UNIONDALE, N.Y. — The New York Islanders knew what to expect. As the players and staff drove home from Saturday morning’s skate at their practice facility not far from Nassau Coliseum, they saw fans already in the arena parking lot tailgating, preparing for the team’s return to the old barn on Hempstead Turnpike.
When the players hit the ice for warmups, the noise inside the building rose in a mostly-packed arena with Let’s Go Islanders chants belted out like the old days.
When Casey Cizikas broke a 2-2 tie 7:09 into the third period, completely erasing a 2-0 lead the Columbus Blue Jackets once had, the deafening roar of the Coliseum crowd evoked memories of the team’s 43-year run before moving to Barclays Center in 2015.
“It’s fun playing hockey when you go out there like that and there’s that energy, there’s that momentum,” said Islanders captain Anders Lee. “We knew it was going to be special.”
Back for the first of 21 games this season, the Islanders returned to Long Island and to the Coliseum Saturday night. As part of a split schedule, the team is calling two arenas home this season.
Barclays Center has been since their rink since the 2015-16 season, but in an effort to find a permanent solution in “Islanders Country,” the team’s new ownership won the bid to build an arena near Belmont Park race track, which is set to open in time for the 2021-22 NHL season. While they wait, the team will play 61 of its home games over the next three seasons at the Coliseum, which has undergone a $165M renovation.
The Islanders have been back at the Coliseum since moving to Barclays, but the two preseason games couldn’t come close to the atmosphere that was inside the building during a memorable comeback win.
There was a different energy inside, one that’s impossible to replicate at Barclays Center. The Islanders were back and supplied an another memory for the 13,917 in attendance to take away following a trip back to what was once dubbed “Fort Neverlose.”
It had been 1,316 days between meaningful Islanders games at the Coliseum. Cal Clutterbuck’s empty-net goal to seal Game 6 against the Washington Capitals in the first-round of the 2015 Stanley Cup Playoffs was the final one in the building before the move.
The head coach on the other bench that game was Barry Trotz. He saw first-hand how the atmosphere provided by the fans in the Coliseum affected the players, which is why he started the line of Cizikas, Clutterbuck and Matt Martin, three of nine players who were on the ice that night against the Capitals. The trio brought their physical edge to the game’s opening shift, with both the fans and players feeding off each other’s energy.
Cizikas’ involvement was evident all night, and it was fitting that it was his goal that stood as the game winner and completed the comeback.
“I had a lot of emotions running through my body,” he said afterward. “I was more tired from screaming on the celebration than I was from the actual shift.”
Blue Jackets head coach John Tortorella has coached a lot of games at the Coliseum, but none were more memorable than the ones he was involved with while coaching the New York Rangers. The division rivals are known for their spirited meetings that see the on-ice emotions spill over into the crowd.
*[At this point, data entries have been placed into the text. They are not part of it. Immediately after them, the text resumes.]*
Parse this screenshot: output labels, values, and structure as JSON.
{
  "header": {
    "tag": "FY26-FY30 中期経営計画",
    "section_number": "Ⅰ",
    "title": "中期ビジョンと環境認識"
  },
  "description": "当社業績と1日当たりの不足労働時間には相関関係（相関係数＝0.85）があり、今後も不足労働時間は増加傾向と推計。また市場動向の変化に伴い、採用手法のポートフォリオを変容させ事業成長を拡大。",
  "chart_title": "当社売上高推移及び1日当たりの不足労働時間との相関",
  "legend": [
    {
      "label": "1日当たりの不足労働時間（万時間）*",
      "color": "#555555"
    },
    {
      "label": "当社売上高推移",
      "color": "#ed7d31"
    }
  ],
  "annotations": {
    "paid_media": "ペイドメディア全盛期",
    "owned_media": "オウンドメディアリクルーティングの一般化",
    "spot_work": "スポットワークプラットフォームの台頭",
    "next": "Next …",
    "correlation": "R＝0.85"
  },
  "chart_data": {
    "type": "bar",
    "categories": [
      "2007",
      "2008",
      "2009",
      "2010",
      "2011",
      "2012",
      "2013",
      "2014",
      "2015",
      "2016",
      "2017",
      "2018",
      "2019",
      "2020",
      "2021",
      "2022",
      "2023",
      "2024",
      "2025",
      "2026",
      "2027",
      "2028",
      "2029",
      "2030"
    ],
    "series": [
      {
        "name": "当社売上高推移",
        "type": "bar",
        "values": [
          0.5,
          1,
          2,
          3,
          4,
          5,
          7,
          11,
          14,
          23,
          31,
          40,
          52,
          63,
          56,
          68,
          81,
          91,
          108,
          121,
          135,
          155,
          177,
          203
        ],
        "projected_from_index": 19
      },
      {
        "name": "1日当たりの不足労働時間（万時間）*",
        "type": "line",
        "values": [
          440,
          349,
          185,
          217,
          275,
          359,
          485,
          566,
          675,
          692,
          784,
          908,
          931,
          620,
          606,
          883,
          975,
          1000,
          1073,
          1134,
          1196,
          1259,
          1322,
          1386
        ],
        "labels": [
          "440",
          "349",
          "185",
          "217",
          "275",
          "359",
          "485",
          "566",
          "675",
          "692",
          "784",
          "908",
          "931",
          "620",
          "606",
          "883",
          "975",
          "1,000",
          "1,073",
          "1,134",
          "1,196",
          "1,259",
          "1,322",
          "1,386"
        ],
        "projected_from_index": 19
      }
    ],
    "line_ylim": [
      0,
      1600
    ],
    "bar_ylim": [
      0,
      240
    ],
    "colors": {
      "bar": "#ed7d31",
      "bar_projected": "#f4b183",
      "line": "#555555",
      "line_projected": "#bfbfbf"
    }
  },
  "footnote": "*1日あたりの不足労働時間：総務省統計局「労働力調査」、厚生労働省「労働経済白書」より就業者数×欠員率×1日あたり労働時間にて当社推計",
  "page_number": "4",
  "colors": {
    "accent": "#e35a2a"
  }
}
“The things that were going on in the stands, it was better than the game sometimes,” Tortorella said. “When other teams come in here, they don’t experience that. That Ranger-Islander game, no matter what building — MSG or here — they’re a blast to play in. It’s when hockey was hockey. The stuff going on in the stands was just incredible.”
Tortorella and the Blue Jackets played in the original final regular season game at the Coliseum in April 2015, but there were no tears shed or final goodbyes given at the end of that game as the Islanders still had a playoff matchup against the Capitals awaiting them. The head coach was glad to be back three years later.
“This building has seen some tremendous games and some tremendous players have played in here,” he said. “I’m glad we’re the first team doing it with them because I do think when they’re charged up, the crowd’s charged up, I think it helps the visiting team, too.”
From the pre-game tailgating to the Let’s Go Islanders car honks in the parking lot to the YES YES YES chants to the appearances of franchise legends Clark Gillies, Bobby Nystrom and Ed Westfall, it was a nostalgic return on an emotional night. The players couldn’t stop talking about the atmosphere afterward, praising the fans and speaking glowingly about being able to be back on that Coliseum ice.
Martin is the second-longest tenured Islander behind Josh Bailey with 452 of his 584 career games coming with New York. He made his NHL debut on the Coliseum ice in 2010 and quickly made himself a fan favorite. It was a difficult decision for the franchise to watch him leave for Toronto, but when it was clear the Maple Leafs were looking to move him over the summer, it was pretty easy to see where he’d find a perfect fit and be welcomed back with open arms.
Being able to start Saturday’s night game and feed off the vibe in the arena was something Martin won’t forget.
“It’s a rambunctious group. It’s awesome,” said Martin. “They’re so fun to play in front of. … It’s the best building I’ve ever played in.”